The Return Of Denys Baptiste

Denys Baptiste (sax; b. 1969)
Identity By Subtraction (Dune Records)

I have been waiting for this record for a long while. It's been seven years since his third album, the epic Let Freedom Ring (Dune Records), based around the legendary speech by Martin Luther King Jr. But it doesn't matter, Denys Baptiste is back with Identity By Subtraction (Dune Records). A more intimate affair than it's predecessor, Identity By Subtraction explores just that--looking back at his history, heritage and the search for self understanding.

The intimacy of Identity By Subtraction is conveyed in Baptiste's choice of just a quartet setting unlike his previous albums which have included a large ensemble of players and vocalists. Baptiste has kept is core players with him--the increasingly important Andrew McCormack (piano), Rod Youngs (drums) and Greg Crosby (bass). On "Special Times" the quartet creates a beautiful sculpture of melodies that left me weeping and looking introspectively at my own life. "Special Times" was dedicated to his family, for which the album is essentially about. Baptiste's family has shaped his career and personal outlook in recent years and this album maybe his strongest as a result of that experience.

While Baptiste has stated Courtney Pine as one influence, I have always seen elements of Sonny Rollins throughout his music over the years. That thought showed up for me again as I listened "Dance Of The Maquiritari" which relates to his Caribbean heritage (his parents are from St. Lucia). It's a wonderfully upbeat number with island vibes moving throughout. One of the standouts for me is "Song Of You", an midtempo ballad which demonstrates Baptiste at his best on sax. His playing is bold and crisp with a sense of colour, shape and romanticism. His interplay with McCormack is superb.

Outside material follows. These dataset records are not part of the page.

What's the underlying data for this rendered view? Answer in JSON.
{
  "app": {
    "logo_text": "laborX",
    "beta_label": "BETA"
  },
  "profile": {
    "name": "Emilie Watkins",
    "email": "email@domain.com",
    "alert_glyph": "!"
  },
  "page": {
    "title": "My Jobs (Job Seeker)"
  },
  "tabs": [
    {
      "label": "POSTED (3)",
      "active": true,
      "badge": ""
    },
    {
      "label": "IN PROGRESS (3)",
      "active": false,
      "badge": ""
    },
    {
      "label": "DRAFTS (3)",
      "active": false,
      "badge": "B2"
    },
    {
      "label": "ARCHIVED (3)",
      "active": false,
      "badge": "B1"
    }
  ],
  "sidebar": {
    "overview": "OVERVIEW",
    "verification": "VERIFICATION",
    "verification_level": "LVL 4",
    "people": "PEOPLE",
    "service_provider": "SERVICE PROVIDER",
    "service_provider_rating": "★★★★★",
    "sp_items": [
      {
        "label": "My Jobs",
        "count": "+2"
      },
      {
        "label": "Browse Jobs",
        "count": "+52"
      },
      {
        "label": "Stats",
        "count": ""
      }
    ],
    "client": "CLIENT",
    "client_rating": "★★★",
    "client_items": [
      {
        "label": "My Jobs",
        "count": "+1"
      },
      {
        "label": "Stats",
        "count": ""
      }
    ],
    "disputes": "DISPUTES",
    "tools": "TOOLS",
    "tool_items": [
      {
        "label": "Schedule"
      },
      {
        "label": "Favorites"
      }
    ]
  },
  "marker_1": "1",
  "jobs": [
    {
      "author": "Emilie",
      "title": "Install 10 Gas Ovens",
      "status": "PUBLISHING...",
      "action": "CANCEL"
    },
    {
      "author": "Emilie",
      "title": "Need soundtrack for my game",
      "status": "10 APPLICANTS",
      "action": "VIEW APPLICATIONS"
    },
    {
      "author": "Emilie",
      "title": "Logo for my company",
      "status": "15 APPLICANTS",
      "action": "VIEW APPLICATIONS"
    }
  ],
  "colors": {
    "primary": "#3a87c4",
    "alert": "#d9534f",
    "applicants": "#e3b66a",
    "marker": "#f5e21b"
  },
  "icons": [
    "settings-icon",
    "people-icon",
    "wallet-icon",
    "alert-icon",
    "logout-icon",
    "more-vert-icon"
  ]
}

Identity By Subtraction keeps a compassionate and interpersonal outlook to its proceedings but the title track and "Evolution From Revolution" both present the quartet in more uptempo scenarios. Each having some wonderful and dominant solo statements by Youngs (on Evolution...) and McCormack (on Identity...). It seems Baptiste purpose throughout Identity By Subtraction is to focus the listener on the performances and emotions of the song and not big large themes. These are quality performances from a group that has played with each other for years.

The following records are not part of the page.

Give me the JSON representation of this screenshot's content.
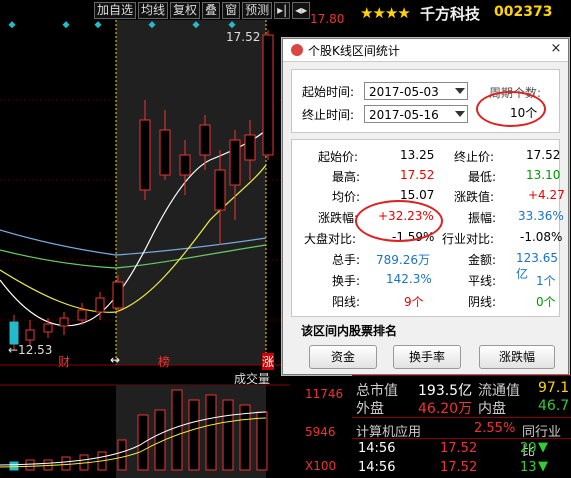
{
  "toolbar": {
    "items": [
      "加自选",
      "均线",
      "复权",
      "叠",
      "窗",
      "预测",
      "▸|",
      "◂▸"
    ],
    "price_right": "17.80"
  },
  "stock": {
    "stars": "★★★★",
    "name": "千方科技",
    "code": "002373"
  },
  "chart": {
    "marker_high": "17.52",
    "marker_low": "←12.53",
    "labels": {
      "cai": "财",
      "bang": "榜",
      "zhang": "涨",
      "arrows": "↔"
    },
    "volume_title": "成交量",
    "vol_axis": [
      "11746",
      "5946",
      "X100"
    ]
  },
  "dialog": {
    "title": "个股K线区间统计",
    "close": "×",
    "start_label": "起始时间:",
    "start_value": "2017-05-03",
    "end_label": "终止时间:",
    "end_value": "2017-05-16",
    "period_label": "周期个数:",
    "period_value": "10个",
    "stats": {
      "qsj_l": "起始价:",
      "qsj_v": "13.25",
      "zzj_l": "终止价:",
      "zzj_v": "17.52",
      "zg_l": "最高:",
      "zg_v": "17.52",
      "zd_l": "最低:",
      "zd_v": "13.10",
      "jj_l": "均价:",
      "jj_v": "15.07",
      "zdz_l": "涨跌值:",
      "zdz_v": "+4.27",
      "zdf_l": "涨跌幅:",
      "zdf_v": "+32.23%",
      "zf_l": "振幅:",
      "zf_v": "33.36%",
      "dpdb_l": "大盘对比:",
      "dpdb_v": "-1.59%",
      "hydb_l": "行业对比:",
      "hydb_v": "-1.08%",
      "zs_l": "总手:",
      "zs_v": "789.26万",
      "je_l": "金额:",
      "je_v": "123.65亿",
      "hs_l": "换手:",
      "hs_v": "142.3%",
      "px_l": "平线:",
      "px_v": "1个",
      "yangx_l": "阳线:",
      "yangx_v": "9个",
      "yinx_l": "阴线:",
      "yinx_v": "0个"
    },
    "rank_label": "该区间内股票排名",
    "buttons": [
      "资金",
      "换手率",
      "涨跌幅"
    ]
  },
  "info": {
    "zsz_l": "总市值",
    "zsz_v": "193.5亿",
    "ltz_l": "流通值",
    "ltz_v": "97.1",
    "wp_l": "外盘",
    "wp_v": "46.20万",
    "np_l": "内盘",
    "np_v": "46.7",
    "jsj_l": "计算机应用",
    "jsj_v": "2.55%",
    "thy_l": "同行业比",
    "t1_time": "14:56",
    "t1_price": "17.52",
    "t1_vol": "20",
    "t2_time": "14:56",
    "t2_price": "17.52",
    "t2_vol": "13"
  }
}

I have been listening to Identity By Subtraction at least once every other day since it came out last December only for digital (the actually CD is released next week). It's great to have Baptiste back on the scene. Identity By Subtraction is a deep and personal look inside the history of a man and a musician. But is also a statement that Baptiste is becoming one of the most important players on British jazz scene (just like Courtney Pine). No matter how long between records, it was always going to be worth the wait. Highly Recommended.